同和行政の終結をめざす学習会(9日)

「同和行政の終結をめざす会」(駒井俊英会長)は9日、和歌山市の旧同和地区の連合自治会長が公共事業をめぐる詐欺事件で逮捕されるなか、同和行政の終結をめざす会を和歌山市で開きました。

 事件は、連合自治会長が市公共事業を請け負った業者から「協力金」名目で現金をだまし取ったもので、市職員が同自治会長の経営するスナックパーティ券をさばき、業者を同自治会長にあいさつに連れて行くなどし、尾花正啓市長は「(市職員が)不適切な対応をした」と認めました。
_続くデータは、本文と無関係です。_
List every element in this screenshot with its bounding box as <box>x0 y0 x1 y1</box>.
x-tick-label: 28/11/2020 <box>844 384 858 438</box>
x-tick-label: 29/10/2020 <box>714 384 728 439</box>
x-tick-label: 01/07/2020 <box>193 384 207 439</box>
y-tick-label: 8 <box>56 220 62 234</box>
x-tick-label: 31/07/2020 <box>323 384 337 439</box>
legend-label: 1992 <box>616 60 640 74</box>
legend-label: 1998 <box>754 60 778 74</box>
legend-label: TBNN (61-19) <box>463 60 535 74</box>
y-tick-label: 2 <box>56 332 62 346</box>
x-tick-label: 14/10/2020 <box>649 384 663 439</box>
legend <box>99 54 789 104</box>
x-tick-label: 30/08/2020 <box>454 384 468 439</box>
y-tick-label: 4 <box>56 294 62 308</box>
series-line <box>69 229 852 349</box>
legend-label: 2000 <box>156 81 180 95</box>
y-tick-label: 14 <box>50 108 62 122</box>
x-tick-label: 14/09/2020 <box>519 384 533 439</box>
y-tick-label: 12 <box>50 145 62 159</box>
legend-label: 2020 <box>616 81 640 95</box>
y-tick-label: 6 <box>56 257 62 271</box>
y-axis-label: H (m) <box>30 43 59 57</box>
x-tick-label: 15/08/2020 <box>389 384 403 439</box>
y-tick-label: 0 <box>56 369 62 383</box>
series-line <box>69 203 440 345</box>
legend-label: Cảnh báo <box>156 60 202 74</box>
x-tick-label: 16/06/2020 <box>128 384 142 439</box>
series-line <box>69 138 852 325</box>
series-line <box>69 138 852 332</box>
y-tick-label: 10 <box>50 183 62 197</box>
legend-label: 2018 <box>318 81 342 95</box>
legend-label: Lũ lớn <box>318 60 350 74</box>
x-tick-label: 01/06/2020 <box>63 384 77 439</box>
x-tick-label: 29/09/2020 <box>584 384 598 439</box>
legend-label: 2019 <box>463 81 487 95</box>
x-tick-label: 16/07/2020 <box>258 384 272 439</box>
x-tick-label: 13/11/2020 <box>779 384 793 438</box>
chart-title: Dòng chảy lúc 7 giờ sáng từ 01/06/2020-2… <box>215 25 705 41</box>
また和歌山県も県発注工事での調査を開始。「部落差別」永久化法を強行した自民党の二階俊博幹事長が門博文衆院議員とともに自民党幹事長室で同自治会長と握手している写真が報道されるなど事件は泥沼の広がりを見せています。  開会あいさつした駒井会長は「いつまで部落民でおらなあかんのか」と同和行政終結を訴えました。意見交換で、事件の舞台となった地区を回った辻耶須美さんは「よくぞ捕まえてくれた」「自治会長だけで終わらせてはならない」など同和利権への住民の怒りの声を紹介。県議会で旧同和子ども会への高額補助金を追及した雑賀光夫元県議は「問題は公共事業だけではない」と強調し、市職員は「中立的な人権の講習がされているように思わない。逆らえない雰囲気が醸成されている」と告発しました。